Nietzsche (1844-1900)

1. La volonté de puissance et l’illusion

Bien qu’il ait pris ses distances par rapport au nihilisme négatif pour lui opposer un nihilisme positif et affirmatif, Nietzsche reste fondamentalement un héritier de Schopenhauer.

Le concept fondamental de la philosophie nietzschéenne est en effet la volonté de puis-sance: or celle-ci (quelles qu’en soient les interprétations qu’en donnent les commentateurs) est toujours à la fois la force interne et corporelle qui commande les actions de l’individu, et la source de toutes les illusions qui vont rendre possibles ces actions. La volonté de puissance est à la fois moteur dynamique et source d’illusions, celles-ci étant destinées, aux yeux de la conscience individuelle, à justifier ses actions sans les référer à leur vraie source qui est la volonté de puissance. C’est ainsi que, dans la Généalogie de la morale, Nietzsche affirme que le christianisme et les vertus qu’il prône, vertus juives et chrétiennes, sont des illusions trompeuses et même des entreprises de duperie destinées à combattre les nouveaux maîtres et à leur imposer une domination de ressentiment. Les vertus, par lesquelles les nobles, conquérants et vainqueurs sont à leur tour vaincus et dominés, ne sont qu’une production de la volonté de puissance des esclaves. La morale, comme révolte des esclaves, exprime dont l’unique et universelle volonté de puissance qui définit chaque individu.

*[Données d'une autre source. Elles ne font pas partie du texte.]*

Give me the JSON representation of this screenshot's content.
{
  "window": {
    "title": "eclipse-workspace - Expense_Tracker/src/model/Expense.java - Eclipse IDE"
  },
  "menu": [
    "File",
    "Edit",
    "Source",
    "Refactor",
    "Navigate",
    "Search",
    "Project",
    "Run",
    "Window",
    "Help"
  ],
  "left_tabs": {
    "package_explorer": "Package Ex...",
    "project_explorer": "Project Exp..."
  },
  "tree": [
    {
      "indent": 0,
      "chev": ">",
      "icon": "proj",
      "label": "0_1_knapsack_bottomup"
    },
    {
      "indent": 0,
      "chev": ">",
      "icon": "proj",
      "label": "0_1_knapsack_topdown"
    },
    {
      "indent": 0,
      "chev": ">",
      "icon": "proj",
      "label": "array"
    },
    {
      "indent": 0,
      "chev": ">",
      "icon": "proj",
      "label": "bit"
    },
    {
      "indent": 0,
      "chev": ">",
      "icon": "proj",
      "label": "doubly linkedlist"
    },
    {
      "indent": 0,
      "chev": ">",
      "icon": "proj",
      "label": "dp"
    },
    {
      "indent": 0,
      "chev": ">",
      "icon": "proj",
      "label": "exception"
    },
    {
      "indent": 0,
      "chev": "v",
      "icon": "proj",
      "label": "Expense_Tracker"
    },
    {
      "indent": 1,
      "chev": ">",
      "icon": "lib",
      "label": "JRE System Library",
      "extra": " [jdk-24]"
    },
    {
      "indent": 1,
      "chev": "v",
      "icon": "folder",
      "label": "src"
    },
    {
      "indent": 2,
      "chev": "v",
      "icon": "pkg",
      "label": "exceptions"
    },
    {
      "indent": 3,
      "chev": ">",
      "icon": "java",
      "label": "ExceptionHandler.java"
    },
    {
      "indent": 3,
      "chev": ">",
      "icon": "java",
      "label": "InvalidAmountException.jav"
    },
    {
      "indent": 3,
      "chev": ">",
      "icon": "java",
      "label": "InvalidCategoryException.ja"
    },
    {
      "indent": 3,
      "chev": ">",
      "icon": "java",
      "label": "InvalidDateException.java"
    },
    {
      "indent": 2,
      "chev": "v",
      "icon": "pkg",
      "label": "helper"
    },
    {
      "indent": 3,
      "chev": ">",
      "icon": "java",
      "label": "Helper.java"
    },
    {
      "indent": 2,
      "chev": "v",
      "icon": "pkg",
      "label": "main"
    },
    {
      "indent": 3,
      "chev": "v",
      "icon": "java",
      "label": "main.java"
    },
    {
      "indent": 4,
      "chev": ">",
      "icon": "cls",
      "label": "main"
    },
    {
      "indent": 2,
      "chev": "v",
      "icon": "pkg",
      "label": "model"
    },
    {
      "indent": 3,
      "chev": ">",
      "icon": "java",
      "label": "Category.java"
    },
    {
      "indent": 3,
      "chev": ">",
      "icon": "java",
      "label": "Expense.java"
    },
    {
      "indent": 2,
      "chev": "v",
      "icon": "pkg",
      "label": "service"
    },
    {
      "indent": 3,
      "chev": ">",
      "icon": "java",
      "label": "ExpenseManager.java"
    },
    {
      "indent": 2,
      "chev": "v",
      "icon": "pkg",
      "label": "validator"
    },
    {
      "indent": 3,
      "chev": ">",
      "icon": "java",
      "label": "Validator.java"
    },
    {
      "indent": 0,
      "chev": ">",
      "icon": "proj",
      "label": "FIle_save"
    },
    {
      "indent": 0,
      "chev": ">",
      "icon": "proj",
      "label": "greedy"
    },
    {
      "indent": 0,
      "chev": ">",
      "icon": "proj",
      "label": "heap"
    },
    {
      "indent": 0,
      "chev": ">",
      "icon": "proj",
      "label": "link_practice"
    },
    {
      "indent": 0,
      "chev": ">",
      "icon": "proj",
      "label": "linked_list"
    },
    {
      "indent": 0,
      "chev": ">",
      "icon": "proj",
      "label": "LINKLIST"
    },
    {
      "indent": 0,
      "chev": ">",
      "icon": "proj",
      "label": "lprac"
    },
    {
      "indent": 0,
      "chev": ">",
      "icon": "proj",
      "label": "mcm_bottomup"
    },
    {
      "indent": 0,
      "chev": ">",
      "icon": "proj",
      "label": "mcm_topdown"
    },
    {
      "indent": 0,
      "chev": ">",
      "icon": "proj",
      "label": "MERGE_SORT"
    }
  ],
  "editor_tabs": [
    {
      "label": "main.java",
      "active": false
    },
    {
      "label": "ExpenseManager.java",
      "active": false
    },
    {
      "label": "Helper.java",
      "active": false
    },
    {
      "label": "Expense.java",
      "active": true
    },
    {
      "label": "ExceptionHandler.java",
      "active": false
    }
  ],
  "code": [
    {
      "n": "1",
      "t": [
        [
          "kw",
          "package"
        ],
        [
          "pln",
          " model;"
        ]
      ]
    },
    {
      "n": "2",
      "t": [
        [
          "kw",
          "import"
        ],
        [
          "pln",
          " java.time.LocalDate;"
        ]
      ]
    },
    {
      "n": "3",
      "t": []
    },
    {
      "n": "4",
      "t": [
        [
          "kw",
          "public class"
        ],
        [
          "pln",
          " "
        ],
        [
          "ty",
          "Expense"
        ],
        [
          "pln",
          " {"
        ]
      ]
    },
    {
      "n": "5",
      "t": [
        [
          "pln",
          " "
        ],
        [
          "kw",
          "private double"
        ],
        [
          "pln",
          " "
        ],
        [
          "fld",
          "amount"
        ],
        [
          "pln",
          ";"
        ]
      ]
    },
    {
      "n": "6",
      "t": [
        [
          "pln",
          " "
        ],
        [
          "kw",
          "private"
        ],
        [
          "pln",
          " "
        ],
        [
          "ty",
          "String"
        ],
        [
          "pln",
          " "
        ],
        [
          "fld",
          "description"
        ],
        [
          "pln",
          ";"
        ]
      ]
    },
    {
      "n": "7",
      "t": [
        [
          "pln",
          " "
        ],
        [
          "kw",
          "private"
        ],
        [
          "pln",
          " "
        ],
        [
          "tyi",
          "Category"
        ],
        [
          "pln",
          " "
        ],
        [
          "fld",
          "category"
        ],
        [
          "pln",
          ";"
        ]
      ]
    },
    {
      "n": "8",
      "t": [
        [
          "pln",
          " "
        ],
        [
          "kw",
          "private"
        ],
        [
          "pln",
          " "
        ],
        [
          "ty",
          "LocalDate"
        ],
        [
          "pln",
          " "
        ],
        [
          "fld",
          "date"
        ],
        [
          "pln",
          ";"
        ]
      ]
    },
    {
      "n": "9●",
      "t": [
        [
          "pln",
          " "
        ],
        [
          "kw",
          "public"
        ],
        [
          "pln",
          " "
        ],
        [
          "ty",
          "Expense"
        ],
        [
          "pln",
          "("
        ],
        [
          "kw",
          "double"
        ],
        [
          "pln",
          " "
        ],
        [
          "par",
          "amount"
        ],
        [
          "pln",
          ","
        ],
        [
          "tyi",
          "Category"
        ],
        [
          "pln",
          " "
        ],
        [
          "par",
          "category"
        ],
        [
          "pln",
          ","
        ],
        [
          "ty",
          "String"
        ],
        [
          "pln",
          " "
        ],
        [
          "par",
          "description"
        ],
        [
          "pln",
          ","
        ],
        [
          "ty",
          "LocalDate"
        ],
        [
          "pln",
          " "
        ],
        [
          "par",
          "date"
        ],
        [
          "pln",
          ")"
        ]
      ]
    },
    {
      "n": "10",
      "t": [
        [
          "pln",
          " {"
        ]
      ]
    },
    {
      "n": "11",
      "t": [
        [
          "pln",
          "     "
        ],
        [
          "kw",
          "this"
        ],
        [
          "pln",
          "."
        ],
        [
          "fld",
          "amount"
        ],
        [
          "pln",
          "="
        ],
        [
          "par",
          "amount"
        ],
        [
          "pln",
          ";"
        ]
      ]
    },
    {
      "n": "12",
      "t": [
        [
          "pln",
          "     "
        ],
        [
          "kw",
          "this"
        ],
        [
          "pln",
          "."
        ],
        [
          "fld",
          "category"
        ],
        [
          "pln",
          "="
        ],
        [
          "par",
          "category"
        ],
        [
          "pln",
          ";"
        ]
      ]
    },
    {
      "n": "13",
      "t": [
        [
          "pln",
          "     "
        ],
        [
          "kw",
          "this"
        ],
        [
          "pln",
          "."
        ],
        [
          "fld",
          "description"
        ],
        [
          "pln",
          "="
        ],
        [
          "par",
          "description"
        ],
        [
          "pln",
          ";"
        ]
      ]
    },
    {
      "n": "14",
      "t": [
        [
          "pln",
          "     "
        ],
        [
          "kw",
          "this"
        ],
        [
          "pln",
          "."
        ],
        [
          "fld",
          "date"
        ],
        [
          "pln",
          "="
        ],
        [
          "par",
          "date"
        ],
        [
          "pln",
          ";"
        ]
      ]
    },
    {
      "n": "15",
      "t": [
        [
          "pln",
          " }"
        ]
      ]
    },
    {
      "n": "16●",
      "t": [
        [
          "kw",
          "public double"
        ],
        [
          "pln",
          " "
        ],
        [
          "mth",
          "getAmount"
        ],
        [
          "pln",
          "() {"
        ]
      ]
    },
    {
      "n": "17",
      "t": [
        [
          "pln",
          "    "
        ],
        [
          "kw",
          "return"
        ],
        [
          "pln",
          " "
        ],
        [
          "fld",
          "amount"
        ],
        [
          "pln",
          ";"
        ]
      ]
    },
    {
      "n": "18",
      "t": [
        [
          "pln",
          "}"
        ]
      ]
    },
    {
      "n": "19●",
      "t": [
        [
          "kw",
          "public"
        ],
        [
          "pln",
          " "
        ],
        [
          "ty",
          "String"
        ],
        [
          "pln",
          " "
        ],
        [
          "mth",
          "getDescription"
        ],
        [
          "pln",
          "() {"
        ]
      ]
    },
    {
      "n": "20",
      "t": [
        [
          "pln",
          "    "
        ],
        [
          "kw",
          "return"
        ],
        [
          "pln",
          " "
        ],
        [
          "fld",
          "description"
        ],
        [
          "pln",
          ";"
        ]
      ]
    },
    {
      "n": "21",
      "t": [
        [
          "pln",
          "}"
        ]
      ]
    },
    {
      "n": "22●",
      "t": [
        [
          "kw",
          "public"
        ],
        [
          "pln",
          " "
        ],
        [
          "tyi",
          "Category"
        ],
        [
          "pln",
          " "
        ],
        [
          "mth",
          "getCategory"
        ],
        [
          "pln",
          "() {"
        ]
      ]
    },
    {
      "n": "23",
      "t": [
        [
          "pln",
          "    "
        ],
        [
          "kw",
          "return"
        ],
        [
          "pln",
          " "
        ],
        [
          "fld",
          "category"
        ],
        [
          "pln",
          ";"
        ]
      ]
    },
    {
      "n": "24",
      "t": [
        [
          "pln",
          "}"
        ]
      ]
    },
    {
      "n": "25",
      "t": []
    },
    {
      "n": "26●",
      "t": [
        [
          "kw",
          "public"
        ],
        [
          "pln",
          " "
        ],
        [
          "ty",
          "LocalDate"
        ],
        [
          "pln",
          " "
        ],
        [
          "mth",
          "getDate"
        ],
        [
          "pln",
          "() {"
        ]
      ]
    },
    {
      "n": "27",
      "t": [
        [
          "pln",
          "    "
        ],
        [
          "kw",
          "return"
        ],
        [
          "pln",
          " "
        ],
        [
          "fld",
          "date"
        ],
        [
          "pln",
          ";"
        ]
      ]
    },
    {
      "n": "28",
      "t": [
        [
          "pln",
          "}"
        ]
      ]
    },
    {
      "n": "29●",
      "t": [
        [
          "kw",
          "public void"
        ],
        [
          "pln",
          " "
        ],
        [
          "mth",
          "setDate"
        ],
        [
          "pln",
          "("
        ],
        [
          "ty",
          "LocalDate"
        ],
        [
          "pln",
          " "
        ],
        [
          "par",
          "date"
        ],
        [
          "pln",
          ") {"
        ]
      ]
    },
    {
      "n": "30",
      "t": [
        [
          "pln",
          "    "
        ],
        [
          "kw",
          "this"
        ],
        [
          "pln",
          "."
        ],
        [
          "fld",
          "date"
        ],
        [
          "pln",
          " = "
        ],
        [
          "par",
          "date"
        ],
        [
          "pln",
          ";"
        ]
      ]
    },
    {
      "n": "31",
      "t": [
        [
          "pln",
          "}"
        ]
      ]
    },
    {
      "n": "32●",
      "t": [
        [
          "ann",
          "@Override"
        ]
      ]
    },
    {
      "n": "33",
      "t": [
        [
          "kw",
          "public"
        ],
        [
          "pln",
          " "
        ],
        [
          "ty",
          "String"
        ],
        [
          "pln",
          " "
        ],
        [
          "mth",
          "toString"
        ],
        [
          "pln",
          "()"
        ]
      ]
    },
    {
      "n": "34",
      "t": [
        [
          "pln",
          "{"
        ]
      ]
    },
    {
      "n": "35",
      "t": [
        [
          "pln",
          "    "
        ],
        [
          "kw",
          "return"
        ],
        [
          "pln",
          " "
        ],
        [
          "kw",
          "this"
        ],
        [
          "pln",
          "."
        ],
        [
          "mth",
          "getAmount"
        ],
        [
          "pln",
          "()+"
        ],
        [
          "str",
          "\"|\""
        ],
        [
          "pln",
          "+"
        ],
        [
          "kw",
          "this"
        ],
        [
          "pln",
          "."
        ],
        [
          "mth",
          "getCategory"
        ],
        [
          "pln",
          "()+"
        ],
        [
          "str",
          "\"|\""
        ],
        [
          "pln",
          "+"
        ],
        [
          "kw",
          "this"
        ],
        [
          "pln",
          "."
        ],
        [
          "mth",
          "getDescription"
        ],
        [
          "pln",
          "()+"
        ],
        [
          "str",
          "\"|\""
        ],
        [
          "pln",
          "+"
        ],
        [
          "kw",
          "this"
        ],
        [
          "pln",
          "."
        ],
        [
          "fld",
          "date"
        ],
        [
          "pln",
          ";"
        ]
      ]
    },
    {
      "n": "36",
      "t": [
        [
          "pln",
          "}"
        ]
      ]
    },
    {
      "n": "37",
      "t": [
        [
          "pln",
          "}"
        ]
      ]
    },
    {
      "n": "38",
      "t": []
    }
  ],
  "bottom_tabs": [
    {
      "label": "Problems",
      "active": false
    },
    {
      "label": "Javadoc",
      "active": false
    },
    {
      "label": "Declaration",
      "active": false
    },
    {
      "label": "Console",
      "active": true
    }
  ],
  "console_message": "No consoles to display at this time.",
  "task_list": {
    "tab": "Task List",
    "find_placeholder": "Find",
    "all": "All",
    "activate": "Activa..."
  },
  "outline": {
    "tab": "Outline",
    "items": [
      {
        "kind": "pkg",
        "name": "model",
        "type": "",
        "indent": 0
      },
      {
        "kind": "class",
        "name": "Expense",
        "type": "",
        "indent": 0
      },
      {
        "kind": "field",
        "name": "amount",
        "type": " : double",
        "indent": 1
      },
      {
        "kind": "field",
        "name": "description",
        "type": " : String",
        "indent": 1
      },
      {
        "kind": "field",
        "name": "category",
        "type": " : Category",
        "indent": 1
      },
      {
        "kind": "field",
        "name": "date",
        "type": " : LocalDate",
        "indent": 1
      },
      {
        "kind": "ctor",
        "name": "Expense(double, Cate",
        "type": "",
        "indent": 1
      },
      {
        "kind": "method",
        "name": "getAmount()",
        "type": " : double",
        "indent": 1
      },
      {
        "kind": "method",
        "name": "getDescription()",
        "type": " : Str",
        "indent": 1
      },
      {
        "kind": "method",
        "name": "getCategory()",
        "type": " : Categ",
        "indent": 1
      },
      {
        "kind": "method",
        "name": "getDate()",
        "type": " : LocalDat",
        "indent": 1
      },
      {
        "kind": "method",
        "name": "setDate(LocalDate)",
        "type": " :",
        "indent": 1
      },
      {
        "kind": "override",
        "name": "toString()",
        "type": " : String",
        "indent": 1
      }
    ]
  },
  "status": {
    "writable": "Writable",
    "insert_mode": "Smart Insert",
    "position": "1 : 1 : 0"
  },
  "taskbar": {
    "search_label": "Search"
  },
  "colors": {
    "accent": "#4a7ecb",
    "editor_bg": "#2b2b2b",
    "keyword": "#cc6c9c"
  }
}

Si donc l’ouvrage posthume intitulé La Volonté de puissance est bien un recueil d’aphorismes assemblés par la sœur de Nietzsche, il reste que ces aphorismes furent bien écrits par Nietzsche, et qu’ils concernent bien le concept central de sa philosophie.

Et c’est précisément cette « volonté de puissance » qui va nous permettre d’esquisser la figure du moi selon Nietzsche.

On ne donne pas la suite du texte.